South African University Stops Fee Increases After Protests

  • Wits, student leaders will meet to find different fund model
  • Police use stun grenades to disperse UCT students, SABC says

South Africa’s University of the Witwatersrand in Johannesburg suspended a 10 percent tuition-fee increase, after student protests on Monday closed the institution, Vice Chancellor Adam Habib said.

University and student leaders will meet to find a funding model to ensure academic standards are upheld, Habib said in an interview broadcast on Johannesburg-based Power FM.

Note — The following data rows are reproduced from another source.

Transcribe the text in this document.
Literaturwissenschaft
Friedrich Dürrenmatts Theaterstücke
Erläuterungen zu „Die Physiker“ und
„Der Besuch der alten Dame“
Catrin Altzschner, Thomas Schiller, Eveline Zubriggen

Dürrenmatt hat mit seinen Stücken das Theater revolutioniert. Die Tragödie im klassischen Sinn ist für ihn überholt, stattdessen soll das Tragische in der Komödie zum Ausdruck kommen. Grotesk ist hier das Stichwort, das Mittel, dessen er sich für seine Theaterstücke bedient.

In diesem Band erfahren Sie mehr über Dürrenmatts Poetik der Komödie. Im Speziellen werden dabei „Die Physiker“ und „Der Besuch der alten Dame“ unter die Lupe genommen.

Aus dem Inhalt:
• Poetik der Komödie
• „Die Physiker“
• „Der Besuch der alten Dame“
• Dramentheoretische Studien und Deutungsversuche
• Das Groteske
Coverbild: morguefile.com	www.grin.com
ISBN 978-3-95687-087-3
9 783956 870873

At the University of Cape Town, police used stun grenades to disperse students who were blocking entrances to a building, the state-owned South African Broadcasting Corp. reported, without saying how it got the information. More than 20 students were arrested for violating a court order obtained by UCT prohibiting them from occupying any of the institution’s properties, it said.

The state shouldn’t have to come up with all student funding, Higher Education Minister Blade Nzimande in an interview broadcast on Talk Radio 702.

The schools had proposed tuition increases of more than 10 percent. The education system in South Africa has been undermined by poorly trained teachers and high absenteeism. The pass rate for undergraduate degrees is only about 15 percent, 20 percent of masters students obtain their degrees, and 12 percent of doctoral students graduate, according to a Department of Higher Education report released in 2013.